While Mayor Bill Blasio touted gains in test scores by public school students that were announced Thursday, their peers in charter schools are still doing better:

  • 63 percent of the charter students in grades 3 through 8 passed the state math exam this year, compared to 46 percent in traditional public schools.
  • And 57 percent of charter students were proficient in English Language Arts, compared to 47 percent in regular public schools.

Charters are publicly-funded but operate independently of City Hall. They typically have longer school days, and fans say they offer a rigorous alternative to public schools, especially for children of color in low-income neighborhoods.

But de Blasio downplayed the achievement gap, arguing that some charters focus too much on test prep and push out students who do not test well.

"It does not surprise me that some of that difference is because of those charters that play the game a different way, in a way I don't think they should, honestly," the mayor said at a news conference Thursday to celebrate the public school students' marks.

De Blasio didn't name names, but he's feuded with the Success Academy network of charters. This year, 99 percent of its students passed the math exam and 90 percent passed the English test.
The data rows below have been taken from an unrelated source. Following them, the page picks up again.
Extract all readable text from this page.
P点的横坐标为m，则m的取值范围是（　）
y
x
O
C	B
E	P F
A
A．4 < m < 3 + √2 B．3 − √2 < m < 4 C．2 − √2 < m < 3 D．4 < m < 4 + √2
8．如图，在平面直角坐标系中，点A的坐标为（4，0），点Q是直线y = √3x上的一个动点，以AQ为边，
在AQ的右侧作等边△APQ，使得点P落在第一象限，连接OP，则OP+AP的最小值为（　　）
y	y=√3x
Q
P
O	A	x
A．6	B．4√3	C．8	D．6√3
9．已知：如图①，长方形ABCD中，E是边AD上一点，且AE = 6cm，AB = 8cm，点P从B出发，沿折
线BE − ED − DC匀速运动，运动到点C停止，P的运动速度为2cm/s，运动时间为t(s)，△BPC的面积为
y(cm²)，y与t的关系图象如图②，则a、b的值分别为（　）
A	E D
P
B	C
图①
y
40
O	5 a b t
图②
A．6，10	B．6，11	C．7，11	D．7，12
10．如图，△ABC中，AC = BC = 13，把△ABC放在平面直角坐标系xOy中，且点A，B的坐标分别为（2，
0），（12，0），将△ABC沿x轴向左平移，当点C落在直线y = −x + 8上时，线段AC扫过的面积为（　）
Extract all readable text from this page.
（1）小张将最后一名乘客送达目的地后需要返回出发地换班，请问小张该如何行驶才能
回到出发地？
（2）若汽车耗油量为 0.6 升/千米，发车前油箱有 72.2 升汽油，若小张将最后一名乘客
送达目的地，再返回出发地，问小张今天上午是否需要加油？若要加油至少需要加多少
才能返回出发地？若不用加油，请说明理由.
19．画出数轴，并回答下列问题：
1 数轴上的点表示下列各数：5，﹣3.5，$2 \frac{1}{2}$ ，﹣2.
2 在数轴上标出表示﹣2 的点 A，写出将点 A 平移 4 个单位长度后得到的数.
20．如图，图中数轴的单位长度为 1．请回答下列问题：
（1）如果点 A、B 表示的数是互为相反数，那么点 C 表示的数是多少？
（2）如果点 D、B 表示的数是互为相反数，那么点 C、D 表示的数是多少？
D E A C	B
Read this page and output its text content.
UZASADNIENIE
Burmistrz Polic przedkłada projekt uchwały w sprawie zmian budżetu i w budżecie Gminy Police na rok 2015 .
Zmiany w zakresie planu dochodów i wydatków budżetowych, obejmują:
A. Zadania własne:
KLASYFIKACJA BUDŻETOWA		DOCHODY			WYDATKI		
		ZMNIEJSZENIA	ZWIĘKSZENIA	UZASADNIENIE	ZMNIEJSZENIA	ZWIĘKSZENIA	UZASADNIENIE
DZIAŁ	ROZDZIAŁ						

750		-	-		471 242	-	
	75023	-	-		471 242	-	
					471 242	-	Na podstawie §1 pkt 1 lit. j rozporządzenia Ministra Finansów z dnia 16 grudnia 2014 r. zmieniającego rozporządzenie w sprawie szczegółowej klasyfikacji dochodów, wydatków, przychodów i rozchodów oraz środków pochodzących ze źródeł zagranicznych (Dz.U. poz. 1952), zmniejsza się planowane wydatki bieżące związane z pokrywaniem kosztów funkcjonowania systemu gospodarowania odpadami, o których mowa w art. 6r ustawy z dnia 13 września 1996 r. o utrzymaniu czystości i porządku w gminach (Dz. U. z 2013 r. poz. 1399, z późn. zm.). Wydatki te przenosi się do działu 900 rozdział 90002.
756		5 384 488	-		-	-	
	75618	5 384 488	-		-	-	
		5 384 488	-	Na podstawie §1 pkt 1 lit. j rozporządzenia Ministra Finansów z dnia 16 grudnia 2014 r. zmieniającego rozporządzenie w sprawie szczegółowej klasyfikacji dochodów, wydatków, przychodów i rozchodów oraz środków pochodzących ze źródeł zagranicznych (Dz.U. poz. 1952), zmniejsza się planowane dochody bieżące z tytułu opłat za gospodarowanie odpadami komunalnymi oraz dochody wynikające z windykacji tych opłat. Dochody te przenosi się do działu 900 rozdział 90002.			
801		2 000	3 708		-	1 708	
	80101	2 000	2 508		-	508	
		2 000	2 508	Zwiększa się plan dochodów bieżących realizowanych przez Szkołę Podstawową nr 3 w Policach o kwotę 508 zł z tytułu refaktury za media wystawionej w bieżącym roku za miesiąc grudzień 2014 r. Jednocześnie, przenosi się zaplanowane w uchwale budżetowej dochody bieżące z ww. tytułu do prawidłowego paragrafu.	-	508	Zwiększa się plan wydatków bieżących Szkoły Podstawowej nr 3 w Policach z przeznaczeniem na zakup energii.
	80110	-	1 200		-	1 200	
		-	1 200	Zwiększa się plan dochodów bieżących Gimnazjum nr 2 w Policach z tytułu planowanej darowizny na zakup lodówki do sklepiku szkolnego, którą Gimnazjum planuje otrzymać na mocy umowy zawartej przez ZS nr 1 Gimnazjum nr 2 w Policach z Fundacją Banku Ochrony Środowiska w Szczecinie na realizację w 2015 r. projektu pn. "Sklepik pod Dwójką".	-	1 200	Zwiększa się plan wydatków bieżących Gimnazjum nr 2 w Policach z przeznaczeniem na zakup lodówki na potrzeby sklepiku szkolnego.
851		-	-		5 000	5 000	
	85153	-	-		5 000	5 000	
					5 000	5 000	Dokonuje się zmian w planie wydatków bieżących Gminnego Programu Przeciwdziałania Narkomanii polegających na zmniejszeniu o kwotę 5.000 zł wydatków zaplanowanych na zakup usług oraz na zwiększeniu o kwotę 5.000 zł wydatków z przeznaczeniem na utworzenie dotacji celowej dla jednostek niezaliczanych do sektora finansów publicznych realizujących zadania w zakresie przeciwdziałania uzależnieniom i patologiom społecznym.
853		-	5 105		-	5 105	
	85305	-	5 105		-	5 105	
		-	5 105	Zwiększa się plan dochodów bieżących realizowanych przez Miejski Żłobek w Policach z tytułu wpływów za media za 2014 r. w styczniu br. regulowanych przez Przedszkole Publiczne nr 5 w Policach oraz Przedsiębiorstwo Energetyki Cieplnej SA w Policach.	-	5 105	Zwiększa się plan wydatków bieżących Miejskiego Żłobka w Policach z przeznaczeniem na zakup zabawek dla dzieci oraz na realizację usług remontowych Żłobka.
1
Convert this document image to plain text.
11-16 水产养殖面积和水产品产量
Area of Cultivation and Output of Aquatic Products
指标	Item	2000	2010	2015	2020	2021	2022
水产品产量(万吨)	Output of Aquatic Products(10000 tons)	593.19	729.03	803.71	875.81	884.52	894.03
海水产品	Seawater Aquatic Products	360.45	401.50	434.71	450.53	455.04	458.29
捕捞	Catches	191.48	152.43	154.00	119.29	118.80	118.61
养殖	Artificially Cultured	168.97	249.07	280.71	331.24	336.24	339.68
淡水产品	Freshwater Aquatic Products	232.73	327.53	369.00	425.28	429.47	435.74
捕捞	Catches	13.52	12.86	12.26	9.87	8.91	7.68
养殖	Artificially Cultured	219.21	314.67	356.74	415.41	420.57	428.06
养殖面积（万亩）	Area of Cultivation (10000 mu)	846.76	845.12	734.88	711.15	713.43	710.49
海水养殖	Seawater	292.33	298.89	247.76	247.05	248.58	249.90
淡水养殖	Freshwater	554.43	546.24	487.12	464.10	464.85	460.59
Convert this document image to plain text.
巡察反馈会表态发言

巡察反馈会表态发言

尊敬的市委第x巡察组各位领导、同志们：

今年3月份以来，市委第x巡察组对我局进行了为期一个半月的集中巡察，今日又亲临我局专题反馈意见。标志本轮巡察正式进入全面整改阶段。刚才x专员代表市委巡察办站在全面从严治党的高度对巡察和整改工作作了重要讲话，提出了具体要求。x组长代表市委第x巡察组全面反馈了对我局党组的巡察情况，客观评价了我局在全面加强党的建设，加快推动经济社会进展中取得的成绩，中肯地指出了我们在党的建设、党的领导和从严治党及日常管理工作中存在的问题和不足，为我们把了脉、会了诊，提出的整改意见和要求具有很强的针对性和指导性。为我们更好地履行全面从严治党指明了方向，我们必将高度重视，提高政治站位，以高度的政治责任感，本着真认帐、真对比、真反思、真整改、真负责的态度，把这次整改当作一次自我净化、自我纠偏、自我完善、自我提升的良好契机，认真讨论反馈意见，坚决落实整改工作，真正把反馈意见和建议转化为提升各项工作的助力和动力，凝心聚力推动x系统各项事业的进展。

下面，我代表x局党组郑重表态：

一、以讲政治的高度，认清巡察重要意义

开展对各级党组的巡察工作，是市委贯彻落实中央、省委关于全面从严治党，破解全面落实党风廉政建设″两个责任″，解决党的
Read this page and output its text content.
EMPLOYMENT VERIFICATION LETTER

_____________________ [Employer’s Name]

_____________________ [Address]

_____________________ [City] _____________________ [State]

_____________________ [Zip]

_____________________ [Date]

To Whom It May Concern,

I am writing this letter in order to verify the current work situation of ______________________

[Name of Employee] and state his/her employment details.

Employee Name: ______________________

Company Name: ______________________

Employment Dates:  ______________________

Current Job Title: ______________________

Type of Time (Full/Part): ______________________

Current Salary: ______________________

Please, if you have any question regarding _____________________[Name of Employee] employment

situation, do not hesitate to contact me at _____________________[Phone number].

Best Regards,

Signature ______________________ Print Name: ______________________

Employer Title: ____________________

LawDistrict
And at one of its schools, Success Academy Flatbush, every student passed both tests.

The achievement gap between charter and traditional school students narrowed on the English exam but grew a bit wider on the math test.

"In some areas, traditional public schools outpaced charters," de Blasio said. "In other areas, charters outpaced traditional public schools."

"Charter schools flat for English; we went up 0.7, district schools went up 0.7. Charter schools went up 3.6 in math, and we went up 2.9," said Michelle Paladino, the city education department's Senior Director for Research & Policy.

But while New York City students are gaining more ground in English, when pressed, city officials acknowledged there is still a big gap to close.

"About 10 percent, yes," Paladino said.